Prices for the Bristol Myers’ CVR jumped as much as 55% on Thursday to their highest level in about three weeks, Bloomberg reported.
The reason? Word that the FDA recently inspected another company’s manufacturing site ahead of its decision date on a drug application spelled promise for delayed CAR-T candidate liso-cel.
The FDA has completed an inspection of the manufacturing facility for Macrogenics’ HER2 antibody margetuximab, which bears an FDA decision deadline of Dec. 18 for its application in metastatic breast cancer, the company’s CEO, Scott Koenig, said at Evercore ISI’s annual HealthCONx event Wednesday.
The site belongs to contract manufacturer AGC Biologics in Seattle, and the inspection was conducted in person, Evercore ISI analyst Umer Raffat wrote in an investor note Thursday. The CDMO didn’t immediately respond to a Fierce Pharma request for confirmation.
By itself, the drug isn’t the most important candidate in Macrogenics’ portfolio, according to Raffat, but the plant inspection rekindles hopes for Bristol CVR holders that they might eventually be able to collect $9 for each piece, as promised.
As part of Bristol’s $74 billion acquisition of Celgene, the New York pharma offered Celgene shareholders the CVR. But to realize the $9-apiece payment, approvals for three ex-Celgene drugs must meet their prespecified deadlines.
Multiple sclerosis therapy Zeposia already hit its target with an approval in March. And bluebird bio-shared anti-BCMA CAR-T therapy ide-cel, despite a previous manufacturing documentation miss, could meet its goal of March 31, as the FDA has set a decision date for March 27.

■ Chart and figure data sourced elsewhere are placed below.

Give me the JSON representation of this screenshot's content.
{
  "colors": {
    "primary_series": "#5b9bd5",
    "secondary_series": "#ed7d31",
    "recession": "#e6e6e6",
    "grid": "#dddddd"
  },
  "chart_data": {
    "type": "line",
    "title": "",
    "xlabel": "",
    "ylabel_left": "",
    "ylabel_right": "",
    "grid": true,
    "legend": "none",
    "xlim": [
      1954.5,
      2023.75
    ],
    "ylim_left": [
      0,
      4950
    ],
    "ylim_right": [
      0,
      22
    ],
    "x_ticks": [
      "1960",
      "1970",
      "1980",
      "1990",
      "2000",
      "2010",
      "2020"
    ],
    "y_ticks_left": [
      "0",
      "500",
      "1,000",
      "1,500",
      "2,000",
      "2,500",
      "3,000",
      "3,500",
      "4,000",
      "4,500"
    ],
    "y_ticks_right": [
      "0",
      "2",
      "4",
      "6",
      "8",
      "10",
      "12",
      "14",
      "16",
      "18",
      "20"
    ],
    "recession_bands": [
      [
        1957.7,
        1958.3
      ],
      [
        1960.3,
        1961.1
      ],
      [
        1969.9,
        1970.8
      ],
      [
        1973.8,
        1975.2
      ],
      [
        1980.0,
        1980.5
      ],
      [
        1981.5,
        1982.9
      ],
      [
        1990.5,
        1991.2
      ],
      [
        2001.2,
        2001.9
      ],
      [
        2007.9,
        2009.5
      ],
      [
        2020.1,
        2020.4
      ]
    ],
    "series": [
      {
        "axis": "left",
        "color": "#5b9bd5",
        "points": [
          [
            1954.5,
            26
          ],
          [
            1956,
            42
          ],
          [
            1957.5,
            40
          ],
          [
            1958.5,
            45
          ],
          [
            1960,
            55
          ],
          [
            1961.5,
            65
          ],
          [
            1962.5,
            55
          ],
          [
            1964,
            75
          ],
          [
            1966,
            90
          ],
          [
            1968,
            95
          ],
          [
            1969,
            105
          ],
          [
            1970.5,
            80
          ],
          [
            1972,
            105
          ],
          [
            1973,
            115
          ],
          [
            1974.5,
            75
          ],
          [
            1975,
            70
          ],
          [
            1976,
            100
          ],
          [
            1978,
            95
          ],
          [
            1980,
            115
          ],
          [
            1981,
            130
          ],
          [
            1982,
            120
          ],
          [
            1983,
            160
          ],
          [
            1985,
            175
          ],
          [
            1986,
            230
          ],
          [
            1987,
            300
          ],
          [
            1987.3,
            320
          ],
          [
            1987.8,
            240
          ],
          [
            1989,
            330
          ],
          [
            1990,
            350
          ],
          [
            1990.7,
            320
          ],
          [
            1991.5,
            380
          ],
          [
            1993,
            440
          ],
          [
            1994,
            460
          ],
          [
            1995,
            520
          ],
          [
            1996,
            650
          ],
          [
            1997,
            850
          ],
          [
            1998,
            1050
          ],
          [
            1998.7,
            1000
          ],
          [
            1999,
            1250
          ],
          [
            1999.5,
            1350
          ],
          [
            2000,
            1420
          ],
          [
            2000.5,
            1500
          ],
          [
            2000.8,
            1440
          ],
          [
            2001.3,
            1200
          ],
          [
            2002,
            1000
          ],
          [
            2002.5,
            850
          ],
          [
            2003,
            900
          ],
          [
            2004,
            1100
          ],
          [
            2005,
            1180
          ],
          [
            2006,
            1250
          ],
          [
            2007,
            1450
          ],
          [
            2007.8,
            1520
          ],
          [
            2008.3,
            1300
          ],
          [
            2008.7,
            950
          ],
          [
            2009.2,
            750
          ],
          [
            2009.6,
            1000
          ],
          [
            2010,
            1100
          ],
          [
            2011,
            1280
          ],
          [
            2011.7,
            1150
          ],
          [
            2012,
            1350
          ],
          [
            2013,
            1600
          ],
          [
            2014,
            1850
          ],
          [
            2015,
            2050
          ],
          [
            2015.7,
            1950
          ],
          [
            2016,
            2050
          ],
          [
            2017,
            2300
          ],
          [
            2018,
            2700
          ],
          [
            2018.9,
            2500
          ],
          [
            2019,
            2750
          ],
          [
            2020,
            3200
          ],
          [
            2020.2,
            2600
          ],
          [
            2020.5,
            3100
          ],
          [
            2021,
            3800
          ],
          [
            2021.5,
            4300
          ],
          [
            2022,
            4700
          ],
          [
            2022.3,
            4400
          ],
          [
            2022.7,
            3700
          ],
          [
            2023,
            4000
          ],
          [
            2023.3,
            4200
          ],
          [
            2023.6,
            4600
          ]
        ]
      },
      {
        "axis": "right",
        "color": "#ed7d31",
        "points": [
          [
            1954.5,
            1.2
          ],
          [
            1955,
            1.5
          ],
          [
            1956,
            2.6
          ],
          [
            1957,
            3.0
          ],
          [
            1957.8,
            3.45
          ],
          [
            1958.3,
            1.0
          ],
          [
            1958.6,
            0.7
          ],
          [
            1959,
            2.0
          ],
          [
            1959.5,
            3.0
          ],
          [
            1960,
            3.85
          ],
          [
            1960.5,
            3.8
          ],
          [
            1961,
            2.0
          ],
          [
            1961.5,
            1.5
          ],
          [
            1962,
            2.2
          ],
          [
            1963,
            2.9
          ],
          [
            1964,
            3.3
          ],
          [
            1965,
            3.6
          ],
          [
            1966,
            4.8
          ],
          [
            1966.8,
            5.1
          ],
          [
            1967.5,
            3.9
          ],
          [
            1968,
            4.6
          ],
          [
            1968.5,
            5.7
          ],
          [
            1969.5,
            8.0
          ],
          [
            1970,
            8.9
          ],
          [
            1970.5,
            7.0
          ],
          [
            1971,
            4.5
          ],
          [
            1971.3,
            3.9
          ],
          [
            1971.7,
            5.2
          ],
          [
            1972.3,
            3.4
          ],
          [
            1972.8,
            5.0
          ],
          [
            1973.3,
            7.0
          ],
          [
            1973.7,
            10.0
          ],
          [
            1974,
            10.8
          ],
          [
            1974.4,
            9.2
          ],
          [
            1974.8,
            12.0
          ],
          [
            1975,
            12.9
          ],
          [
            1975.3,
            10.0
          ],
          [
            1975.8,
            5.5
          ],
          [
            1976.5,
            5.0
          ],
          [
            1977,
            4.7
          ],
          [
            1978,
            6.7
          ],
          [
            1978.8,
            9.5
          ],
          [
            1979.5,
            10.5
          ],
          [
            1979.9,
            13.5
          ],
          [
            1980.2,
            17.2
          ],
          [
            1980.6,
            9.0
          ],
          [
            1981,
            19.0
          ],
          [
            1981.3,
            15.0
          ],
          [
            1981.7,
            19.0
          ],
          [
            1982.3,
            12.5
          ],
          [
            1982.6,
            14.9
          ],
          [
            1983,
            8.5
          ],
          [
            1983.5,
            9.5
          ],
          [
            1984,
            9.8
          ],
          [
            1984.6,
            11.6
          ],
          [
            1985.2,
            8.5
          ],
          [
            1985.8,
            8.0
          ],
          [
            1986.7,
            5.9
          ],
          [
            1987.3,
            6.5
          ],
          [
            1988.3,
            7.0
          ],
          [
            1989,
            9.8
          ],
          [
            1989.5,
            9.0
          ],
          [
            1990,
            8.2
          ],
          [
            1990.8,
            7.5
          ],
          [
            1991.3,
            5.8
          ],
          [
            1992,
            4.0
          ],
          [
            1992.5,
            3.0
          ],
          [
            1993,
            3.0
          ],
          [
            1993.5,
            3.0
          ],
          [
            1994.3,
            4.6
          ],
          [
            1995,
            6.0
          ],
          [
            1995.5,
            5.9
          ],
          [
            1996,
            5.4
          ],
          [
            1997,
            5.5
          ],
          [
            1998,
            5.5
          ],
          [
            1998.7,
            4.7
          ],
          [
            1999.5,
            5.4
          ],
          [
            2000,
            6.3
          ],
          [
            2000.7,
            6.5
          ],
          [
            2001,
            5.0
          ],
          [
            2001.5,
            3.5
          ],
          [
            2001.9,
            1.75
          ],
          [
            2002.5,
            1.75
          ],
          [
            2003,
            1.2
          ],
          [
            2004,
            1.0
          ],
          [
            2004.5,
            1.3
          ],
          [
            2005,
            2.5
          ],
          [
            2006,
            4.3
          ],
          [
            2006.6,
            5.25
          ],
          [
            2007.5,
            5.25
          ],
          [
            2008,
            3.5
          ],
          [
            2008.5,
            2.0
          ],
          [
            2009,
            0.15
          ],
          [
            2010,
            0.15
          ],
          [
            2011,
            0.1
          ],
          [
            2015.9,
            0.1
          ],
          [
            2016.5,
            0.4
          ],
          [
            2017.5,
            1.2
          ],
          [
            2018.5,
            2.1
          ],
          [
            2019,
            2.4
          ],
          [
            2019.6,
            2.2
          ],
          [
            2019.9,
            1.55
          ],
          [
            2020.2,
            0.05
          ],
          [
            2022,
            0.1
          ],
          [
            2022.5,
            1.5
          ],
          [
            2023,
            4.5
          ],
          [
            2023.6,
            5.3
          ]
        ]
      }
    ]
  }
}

However, the possibility of CD19-directed CAR-T candidate liso-cel meeting its year-end deadline looked remote after the FDA in November postponed its decision for the second time. As part of the review process, the agency had been unable to conduct an inspection of a Lonza facility in Texas, which is meant to make the viral vector for the cell therapy. Before that, the FDA had already postponed its original action date by three months to review additional documents from the company.
The news crashed the CVR’s trading price to below $1, and, if an inspection isn’t complete to facilitate an approval by year-end, the CVR will be worth nothing. BMS declined to comment.
Of course, the Macrogenics story means that FDA plant inspections remain underway during the pandemic, but not necessarily for BMS. And as Mizuho analyst Salim Syed noted in his analysis, “there is a lot of tea leaf reading going on right now,” and there’s “nothing definitive that I can point to.” Apparently, desperate CVR holders are also reading “movement at the Lonza facility” as positive signs, according to Syed.
The FDA’s site inspection activities have been limited during the pandemic as travel restrictions are in place and as the agency ensures the safety of its staff. Those constraints have come at the expense of several drug approvals. After liso-cel, Revance’s frown-line injection daxibotulinumtoxinA was also hit with a delay after the FDA admitted it couldn’t inspect a Newark, California, plant on time for its review.